Why we shouldn’t try “Right to Try”

In Trump’s 2018 State of the Union, he urged Congress to pass the legislation euphemistically called “Right to Try” allowing terminal patients to take drugs or pursue experimental treatments in the early experimental stages. While this sounds like a great idea because no one wants to deny a patient hope, there are serious problems with the legislation as written.

Before I go into criticisms of the bill, let me say I am all for self-determination. Someone should be able to do with their body what they wish. So, prima facie, I support allowing patients (and others) to try whatever they want given they are able to make an informed decision.

BUT, this bill does not require doctors to warn the patients about the risks of taking a drug that has not yet been found to be effective. Indeed, though there is lip service to informed consent, it does the opposite. The bill waives all liability on the part of the manufacturers, distributors, or prescribing physicians. So a doctor can tell a patient that the patient has exhausted all available treatment options, the patient will die unless the patient wants to take this “promising new drug” that has just entered Phase II testing. In that scenario, many patients and their families will agree to do whatever they can to take this new drug or experimental treatment.

If the same patient were in the clinical studies, they would receive the treatment gratis. They would also be given a full rundown of the potential risks. They would be aware that 80% of drugs never make it past Phase II testing. That said, the “right to try” bill doesn’t put the patient in the clinical test group. So all the requirements that are needed for human testing do not apply. The patient would likely have to pay for the drugs/ treatment. This payment would come from the patient or the patient’s family’s assets as insurance isn’t going to cover something that has yet to be shown to be effective.

Some argue that the patient is terminal, so what is there to lose? There is everything to lose.

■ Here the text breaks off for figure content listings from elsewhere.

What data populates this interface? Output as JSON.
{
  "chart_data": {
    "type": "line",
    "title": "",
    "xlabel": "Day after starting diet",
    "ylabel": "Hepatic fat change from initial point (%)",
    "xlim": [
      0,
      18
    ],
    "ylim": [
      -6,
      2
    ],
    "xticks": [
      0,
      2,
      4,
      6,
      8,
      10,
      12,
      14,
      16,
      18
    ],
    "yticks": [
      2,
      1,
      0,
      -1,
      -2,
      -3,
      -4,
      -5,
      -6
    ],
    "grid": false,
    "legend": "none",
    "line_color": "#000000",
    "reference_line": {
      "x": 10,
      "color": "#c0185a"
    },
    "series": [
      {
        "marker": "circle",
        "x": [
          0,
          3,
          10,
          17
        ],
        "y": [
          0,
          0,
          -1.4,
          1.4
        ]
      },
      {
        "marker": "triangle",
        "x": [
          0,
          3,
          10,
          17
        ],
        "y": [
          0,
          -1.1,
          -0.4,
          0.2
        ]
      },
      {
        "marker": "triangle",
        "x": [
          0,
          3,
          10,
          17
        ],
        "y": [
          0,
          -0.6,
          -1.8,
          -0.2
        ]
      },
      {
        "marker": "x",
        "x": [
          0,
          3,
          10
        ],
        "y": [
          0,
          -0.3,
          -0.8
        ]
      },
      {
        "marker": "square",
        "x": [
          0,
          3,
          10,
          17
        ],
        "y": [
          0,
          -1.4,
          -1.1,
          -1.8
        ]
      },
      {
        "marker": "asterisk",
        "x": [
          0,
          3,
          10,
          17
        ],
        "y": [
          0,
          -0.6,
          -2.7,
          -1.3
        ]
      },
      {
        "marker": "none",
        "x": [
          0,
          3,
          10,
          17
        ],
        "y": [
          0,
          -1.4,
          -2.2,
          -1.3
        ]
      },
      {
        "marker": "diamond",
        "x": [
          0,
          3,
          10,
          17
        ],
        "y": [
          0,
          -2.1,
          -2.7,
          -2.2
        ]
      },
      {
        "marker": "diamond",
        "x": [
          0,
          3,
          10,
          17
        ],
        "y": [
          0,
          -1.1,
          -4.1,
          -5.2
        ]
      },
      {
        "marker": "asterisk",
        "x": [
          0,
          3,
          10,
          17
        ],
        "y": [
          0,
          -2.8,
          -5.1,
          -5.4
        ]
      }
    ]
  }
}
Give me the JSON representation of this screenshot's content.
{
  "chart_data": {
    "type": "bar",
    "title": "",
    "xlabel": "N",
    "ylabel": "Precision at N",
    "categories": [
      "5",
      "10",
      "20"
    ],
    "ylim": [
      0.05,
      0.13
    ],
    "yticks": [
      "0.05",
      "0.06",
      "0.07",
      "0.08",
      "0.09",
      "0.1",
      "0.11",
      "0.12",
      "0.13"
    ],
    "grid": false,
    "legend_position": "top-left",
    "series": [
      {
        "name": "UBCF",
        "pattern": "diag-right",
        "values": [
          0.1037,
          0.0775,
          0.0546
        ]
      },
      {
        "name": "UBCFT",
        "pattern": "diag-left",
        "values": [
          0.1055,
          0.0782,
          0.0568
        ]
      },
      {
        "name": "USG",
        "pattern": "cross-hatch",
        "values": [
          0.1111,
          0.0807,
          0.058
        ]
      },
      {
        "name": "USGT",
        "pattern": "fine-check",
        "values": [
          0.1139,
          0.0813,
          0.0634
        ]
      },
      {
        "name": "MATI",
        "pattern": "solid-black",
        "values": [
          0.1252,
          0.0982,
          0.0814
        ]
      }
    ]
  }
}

The drug might hasten the patient’s death. It might destroy the quality of life for the life that patient has left. If someone told me that I had six months to live, I have options. I could go untreated, where most of that time I could interact with my loved ones, savor my favorite foods, listen to my favorite music, put my affairs in order, and live — even if for a short time. Or I could take a drug that most likely will not give me any more time, and could also make it so those six months are spent in excruciating pain. Given those options, I would opt for the time untreated. When one has a limited amount of time left and knows it, making any of that limited time more painful is a very serious loss.

Again, if people are fully informed of the risks, I think they should be able to do whatever they wish with their bodies. If they want to take an experimental drug, fine. If they want to try alternative treatments, fine. If they want to partake in marijuana, fine. If they want to end their life, that should be fine too. Ironically, on the last two points, the administration vehemently opposes individual choice in these matters — so their commitment to the “right to try” has nothing to do with the liberty to do what one wishes with one’s body.

As written, this bill allows medical providers to give patients false hope and sell an untested regimen without any requirements that the provider make sure that the patient truly understands the gravity of the decision before them. Now, there will be many medical professionals who will do their best to inform the patients even without that requirement. And there will be others who in their capacity as medical professionals are loathe to give up and will, without intentional malice, focus more on potential benefits and downplay the risks involved in an untested treatment. The enthusiasm of providers in this category, even if they say that the drug is not yet been shown to be effective, can preclude a truly informed decision since the patient is not made fully aware of the risks involved.

It should be noted that the FDA already has a process in place for expanded access to allow patients to get treatments that are still in the testing phases. The FDA approves 99% of the requests it receives. But when the FDA is involved (unlike this legislation) not only are patients more formally informed, but they are kept abreast of changes that might be recommended during a trial (say dosage changes).

Finally, the patient’s outcomes are reported back to the FDA. With the “right to try” legislation, however, the FDA cannot use any adverse outcomes of patients “trying” the untested drugs in evaluating the treatment. So, even if every patient taking something under the “right to try” legislation immediately dies; the FDA cannot account for those deaths when determining whether or not to approve the drug. Prescribing doctors will not be informed of the complications experienced by patients other than those they see themselves. Now it could be that those in the “right to try” group have other complications beyond those in the Phase II trials; but if the patients are willing to risk their remaining days on an untested treatment, the results of their experiences should be considered so future patients can make informed decisions as well.

In conclusion, while I firmly believe that a person should be able to make their own medical decisions — including bad medical decisions — I believe that these decisions should be without coercion and with full knowledge of the risks and benefits. Without these safeguards in place (and the “no liability” clause precludes these safeguards), we should not try the so called “right to try”.